Sen. Rand Paul (R-KY) once again took part in his annual “airing of grievances” as part of his celebration of a fictional holiday. This year his grievances included a complaint over Democratic lawmakers’ failure to pass the SAFE banking bill, which would have protected financial institutions that choose to work with cannabis companies.

“Democrats control the House, Senate and White House, and we still can’t get cannabis banking reform bills passed. This should be a complete no-brainer, as so many states have legalized now and we need business to operate,” tweeted Paul in his annual Festivus Twitter thread. “I would go much further and end the federal war on a plant entirely, but at least let legal business operate as legal business.”

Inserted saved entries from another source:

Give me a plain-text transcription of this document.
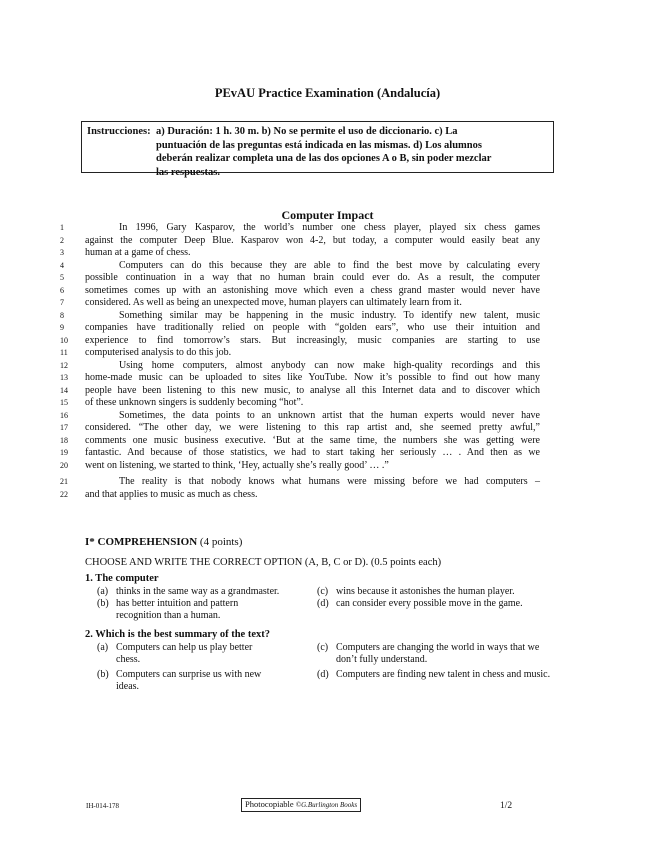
PEvAU Practice Examination (Andalucía)
Instrucciones: a) Duración: 1 h. 30 m. b) No se permite el uso de diccionario. c) La
puntuación de las preguntas está indicada en las mismas. d) Los alumnos
deberán realizar completa una de las dos opciones A o B, sin poder mezclar
las respuestas.
Computer Impact
1	In 1996, Gary Kasparov, the world’s number one chess player, played six chess games
2	against the computer Deep Blue. Kasparov won 4-2, but today, a computer would easily beat any
3	human at a game of chess.
4	Computers can do this because they are able to find the best move by calculating every
5	possible continuation in a way that no human brain could ever do. As a result, the computer
6	sometimes comes up with an astonishing move which even a chess grand master would never have
7	considered. As well as being an unexpected move, human players can ultimately learn from it.
8	Something similar may be happening in the music industry. To identify new talent, music
9	companies have traditionally relied on people with “golden ears”, who use their intuition and
10	experience to find tomorrow’s stars. But increasingly, music companies are starting to use
11	computerised analysis to do this job.
12	Using home computers, almost anybody can now make high-quality recordings and this
13	home-made music can be uploaded to sites like YouTube. Now it’s possible to find out how many
14	people have been listening to this new music, to analyse all this Internet data and to discover which
15	of these unknown singers is suddenly becoming “hot”.
16	Sometimes, the data points to an unknown artist that the human experts would never have
17	considered. “The other day, we were listening to this rap artist and, she seemed pretty awful,”
18	comments one music business executive. ‘But at the same time, the numbers she was getting were
19	fantastic. And because of those statistics, we had to start taking her seriously … . And then as we
20	went on listening, we started to think, ‘Hey, actually she’s really good’ … .”
21	The reality is that nobody knows what humans were missing before we had computers –
22	and that applies to music as much as chess.
I* COMPREHENSION (4 points)
CHOOSE AND WRITE THE CORRECT OPTION (A, B, C or D). (0.5 points each)
1. The computer
(a) thinks in the same way as a grandmaster.
(b) has better intuition and pattern recognition than a human.
(c) wins because it astonishes the human player.
(d) can consider every possible move in the game.
2. Which is the best summary of the text?
(a) Computers can help us play better chess.
(b) Computers can surprise us with new ideas.
(c) Computers are changing the world in ways that we don’t fully understand.
(d) Computers are finding new talent in chess and music.
IH-014-178	Photocopiable ©G.Burlington Books	1/2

Later in the thread, the senator appears to blame Senate Majority Leader Chuck Schumer (D-NY) and House Speaker Nancy Pelosi (D-CA) for the bill’s failure. “It probably doesn’t help that the two Democrat leaders are almost as old as the movie Reefer Madness, and clearly gave it two thumbs up when they watched it,” he tweeted.

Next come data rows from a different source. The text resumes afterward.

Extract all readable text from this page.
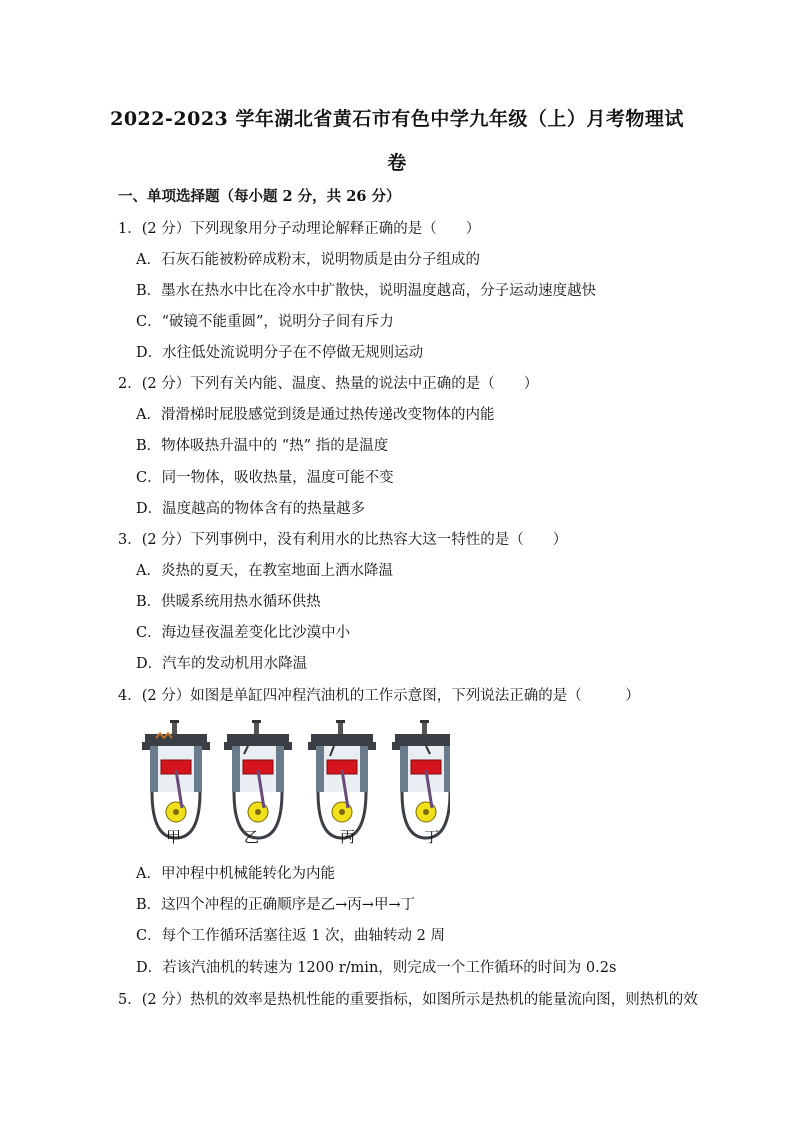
2022-2023 学年湖北省黄石市有色中学九年级（上）月考物理试
卷
一、单项选择题（每小题 2 分，共 26 分）
1．(2 分）下列现象用分子动理论解释正确的是（　　）
A．石灰石能被粉碎成粉末，说明物质是由分子组成的
B．墨水在热水中比在冷水中扩散快，说明温度越高，分子运动速度越快
C．“破镜不能重圆”，说明分子间有斥力
D．水往低处流说明分子在不停做无规则运动
2．(2 分）下列有关内能、温度、热量的说法中正确的是（　　）
A．滑滑梯时屁股感觉到烫是通过热传递改变物体的内能
B．物体吸热升温中的 “热” 指的是温度
C．同一物体，吸收热量，温度可能不变
D．温度越高的物体含有的热量越多
3．(2 分）下列事例中，没有利用水的比热容大这一特性的是（　　）
A．炎热的夏天，在教室地面上洒水降温
B．供暖系统用热水循环供热
C．海边昼夜温差变化比沙漠中小
D．汽车的发动机用水降温
4．(2 分）如图是单缸四冲程汽油机的工作示意图，下列说法正确的是（　　　）
甲	乙	丙	丁
A．甲冲程中机械能转化为内能
B．这四个冲程的正确顺序是乙→丙→甲→丁
C．每个工作循环活塞往返 1 次，曲轴转动 2 周
D．若该汽油机的转速为 1200 r/min，则完成一个工作循环的时间为 0.2s
5．(2 分）热机的效率是热机性能的重要指标，如图所示是热机的能量流向图，则热机的效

Festivus is a fictional holiday invented by the writers of the sitcom “Seinfeld.” It is celebrated as an alternative to Christmas.

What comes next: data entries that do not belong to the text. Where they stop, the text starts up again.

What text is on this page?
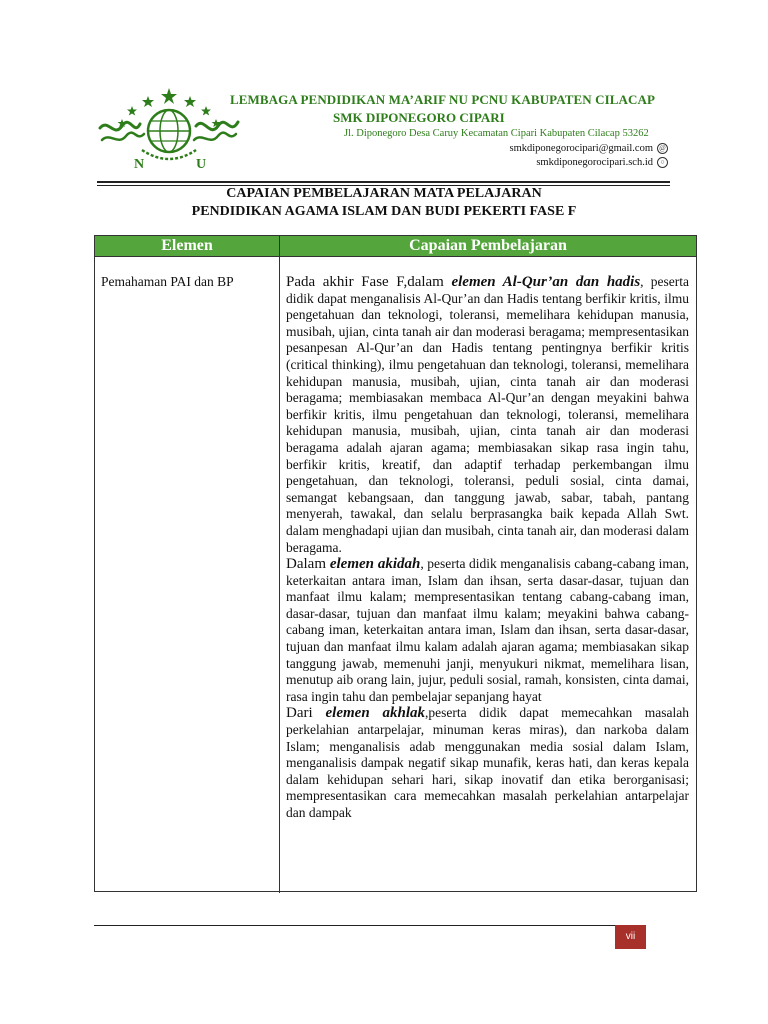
N	U
LEMBAGA PENDIDIKAN MA’ARIF NU PCNU KABUPATEN CILACAP
SMK DIPONEGORO CIPARI
Jl. Diponegoro Desa Caruy Kecamatan Cipari Kabupaten Cilacap 53262
smkdiponegorocipari@gmail.com @
smkdiponegorocipari.sch.id	○
CAPAIAN PEMBELAJARAN MATA PELAJARAN
PENDIDIKAN AGAMA ISLAM DAN BUDI PEKERTI FASE F
Elemen	Capaian Pembelajaran
Pemahaman PAI dan BP	Pada akhir Fase F,dalam elemen Al-Qur’an dan hadis, peserta didik dapat menganalisis Al-Qur’an dan Hadis tentang berfikir kritis, ilmu pengetahuan dan teknologi, toleransi, memelihara kehidupan manusia, musibah, ujian, cinta tanah air dan moderasi beragama; mempresentasikan pesanpesan Al-Qur’an dan Hadis tentang pentingnya berfikir kritis (critical thinking), ilmu pengetahuan dan teknologi, toleransi, memelihara kehidupan manusia, musibah, ujian, cinta tanah air dan moderasi beragama; membiasakan membaca Al-Qur’an dengan meyakini bahwa berfikir kritis, ilmu pengetahuan dan teknologi, toleransi, memelihara kehidupan manusia, musibah, ujian, cinta tanah air dan moderasi beragama adalah ajaran agama; membiasakan sikap rasa ingin tahu, berfikir kritis, kreatif, dan adaptif terhadap perkembangan ilmu pengetahuan, dan teknologi, toleransi, peduli sosial, cinta damai, semangat kebangsaan, dan tanggung jawab, sabar, tabah, pantang menyerah, tawakal, dan selalu berprasangka baik kepada Allah Swt. dalam menghadapi ujian dan musibah, cinta tanah air, dan moderasi dalam beragama.

Dalam elemen akidah, peserta didik menganalisis cabang-cabang iman, keterkaitan antara iman, Islam dan ihsan, serta dasar-dasar, tujuan dan manfaat ilmu kalam; mempresentasikan tentang cabang-cabang iman, dasar-dasar, tujuan dan manfaat ilmu kalam; meyakini bahwa cabang-cabang iman, keterkaitan antara iman, Islam dan ihsan, serta dasar-dasar, tujuan dan manfaat ilmu kalam adalah ajaran agama; membiasakan sikap tanggung jawab, memenuhi janji, menyukuri nikmat, memelihara lisan, menutup aib orang lain, jujur, peduli sosial, ramah, konsisten, cinta damai, rasa ingin tahu dan pembelajar sepanjang hayat

Dari elemen akhlak,peserta didik dapat memecahkan masalah perkelahian antarpelajar, minuman keras miras), dan narkoba dalam Islam; menganalisis adab menggunakan media sosial dalam Islam, menganalisis dampak negatif sikap munafik, keras hati, dan keras kepala dalam kehidupan sehari hari, sikap inovatif dan etika berorganisasi; mempresentasikan cara memecahkan masalah perkelahian antarpelajar dan dampak

vii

Feds to Study Decriminalization

A federal agency is looking to fund studies into policy models for drug-use harm reduction—including decriminalization.

Last week the National Institutes of Health (NIH) requested funding for studies to address the national overdose crisis. The agency is seeking to establish a Harm Reduction Network consisting of several research projects and a single coordination center. The network is expected to “increase our understanding of the effectiveness, implementation and impact of existing and new harm reduction practices to address the ongoing opioid crisis and substance use disorder more broadly.”

The agency says it’s accepting applications for projects researching the development and testing of new harm reduction strategies, the implementation of new and existing harm reduction strategies, the expansion of delivery models for deployment and examining new policies’ impact at state and local levels.

San Miguel Zones Out

San Miguel County commissioners recently passed the county cannabis zoning ordinance.

“We all believe this could be beneficial to the county, even small, local producers,” San Miguel County Planning and Zoning Director Amanda Salas told the Las Vegas Optic.

The county’s ordinance was passed days after the City of Las Vegas passed its own cannabis ordinance. The county ordinance requires a 200-foot buffer between cannabis operations. It will allow businesses to operate cannabis consumption sites on a conditional-use basis. The county has reportedly received many more producer applications than retailers and expects to make lower tax revenue than other counties in the state. To offset those losses, producers will be required to pay an additional $2 per plant on top of the $10 paid to the state. This requirement will not apply to microproducers.